Muhoozi remarks meant to divert Opposition - FDC
What you need to know:
- The party says it will stay focused on fighting for justice, human rights and total liberation of Ugandans.
The Forum for Democratic Change (FDC) party has said the first son, Gen Muhoozi Kainerugaba’s controversial political statements against the ruling National Resistance Movement party are meant to divert the Opposition from its struggle for regime change.
While addressing journalists at the party headquarters in Najjanankumbi, Kampala, yesterday, the FDC party president, Mr Patrick Oboi Amuriat, said Gen Muhoozi’s incitements are a well-planned move executed to portray a fight between a father and son, to provoke reaction from the Opposition who are a target.
“We believe these are some things that are well planned and executed to portray a fight between father and son, fight between son-in-law and father-in-law between wife and husband. We do know that these are the kind of mechanisms that Mr Museveni has always involved himself in to stay perpetually in power,” Mr Amuriat said.
However, he added that the FDC will not be diverted and will stay focused fighting for justice, human rights and causing total liberation of Ugandans.
“Our focus is not going to be on these fights because they bring nothing to us and mean nothing to democracy in this country. They mean nothing to the struggle against dictatorship,” Mr Amuriat said
Gen Muhoozi has on several occasions posted controversial political statements on his Twitter handle, including assertions that he does not believe in the ruling party which is chaired by his father.
On October 27, the serving four-star general took to Twitter and stated: “The only way I can re-pay my great mother is by being President of Uganda!
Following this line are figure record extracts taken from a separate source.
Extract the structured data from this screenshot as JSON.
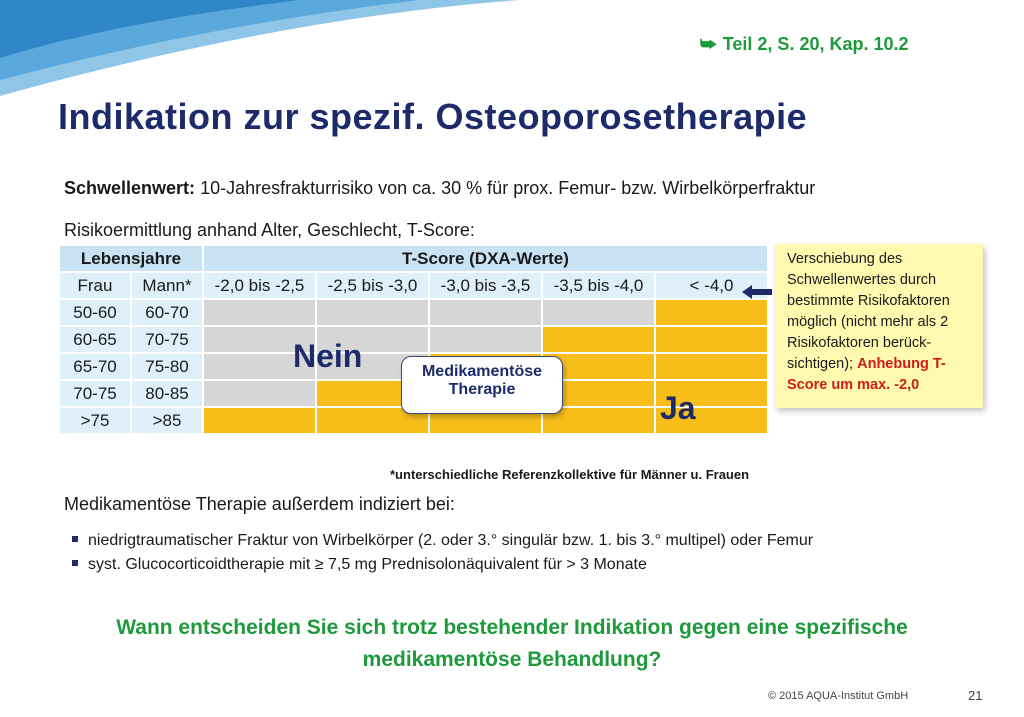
{
  "colors": {
    "nein": "#d6d6d6",
    "ja": "#f7bd19",
    "header": "#c9e3f5",
    "accent_green": "#1e9a3c",
    "title_blue": "#1d2b6b",
    "note_yellow": "#fffab0"
  },
  "reference": {
    "icon": "arrow-return-icon",
    "text": "Teil  2, S. 20, Kap. 10.2"
  },
  "title": "Indikation zur spezif. Osteoporosetherapie",
  "threshold": {
    "label": "Schwellenwert:",
    "text": "10-Jahresfrakturrisiko von ca. 30 % für prox. Femur- bzw. Wirbelkörperfraktur"
  },
  "risk_line": "Risikoermittlung anhand Alter, Geschlecht, T-Score:",
  "table": {
    "age_header": "Lebensjahre",
    "tscore_header": "T-Score (DXA-Werte)",
    "col_frau": "Frau",
    "col_mann": "Mann*",
    "tscore_cols": [
      "-2,0 bis -2,5",
      "-2,5 bis -3,0",
      "-3,0 bis -3,5",
      "-3,5 bis -4,0",
      "< -4,0"
    ],
    "rows": [
      {
        "frau": "50-60",
        "mann": "60-70",
        "cells": [
          "nein",
          "nein",
          "nein",
          "nein",
          "ja"
        ]
      },
      {
        "frau": "60-65",
        "mann": "70-75",
        "cells": [
          "nein",
          "nein",
          "nein",
          "ja",
          "ja"
        ]
      },
      {
        "frau": "65-70",
        "mann": "75-80",
        "cells": [
          "nein",
          "nein",
          "ja",
          "ja",
          "ja"
        ]
      },
      {
        "frau": "70-75",
        "mann": "80-85",
        "cells": [
          "nein",
          "ja",
          "ja",
          "ja",
          "ja"
        ]
      },
      {
        "frau": ">75",
        "mann": ">85",
        "cells": [
          "ja",
          "ja",
          "ja",
          "ja",
          "ja"
        ]
      }
    ],
    "nein_label": "Nein",
    "ja_label": "Ja",
    "therapy_box_line1": "Medikamentöse",
    "therapy_box_line2": "Therapie",
    "footnote": "*unterschiedliche Referenzkollektive für Männer u. Frauen"
  },
  "side_note": {
    "text": "Verschiebung des Schwellenwertes durch bestimmte Risikofaktoren möglich (nicht mehr als 2 Risikofaktoren berück-sichtigen);",
    "highlight": "Anhebung T-Score um max. -2,0"
  },
  "additional": {
    "heading": "Medikamentöse Therapie außerdem indiziert bei:",
    "bullets": [
      "niedrigtraumatischer Fraktur von Wirbelkörper (2. oder 3.° singulär bzw. 1. bis 3.° multipel) oder Femur",
      "syst. Glucocorticoidtherapie mit ≥ 7,5 mg Prednisolonäquivalent für > 3 Monate"
    ]
  },
  "question_line1": "Wann entscheiden Sie sich trotz bestehender Indikation gegen eine spezifische",
  "question_line2": "medikamentöse Behandlung?",
  "footer": "© 2015 AQUA-Institut GmbH",
  "page_number": "21"
}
And I shall definitely do it!!”
The UPDF bars active-duty personnel from partisan politics.
However, during an interview with the Daily Monitor that we published yesterday, President Museveni defended his son saying senior military officers will not be punished for publicly making political statements, but will instead be “guided” – a departure from the past where officers were court-martialed for such commentary.
At the same briefing, Mr Amuriat said they are worried about the country’s public debt, attributing it to continued mismanagement of public funds allocated to several sectors.
He said the ever expanding public expenditure also has a long lasting toll on the budget through continued borrowing for non-priority sectors like the State House and foreign travels.
“Today, the country’s public debt stands at Shs79 trillion, translating into a per capita debt burden of Shs1.8m.
“Refinancing takes the largest portion of our budget, and if the government was making deliberate efforts to reduce it in the future and then tighten its grip around wasteful expenditures, this should take place soon enough before we go above the acceptable threshold of 52 percent debt to GDP ratio,”Mr Amuriat said.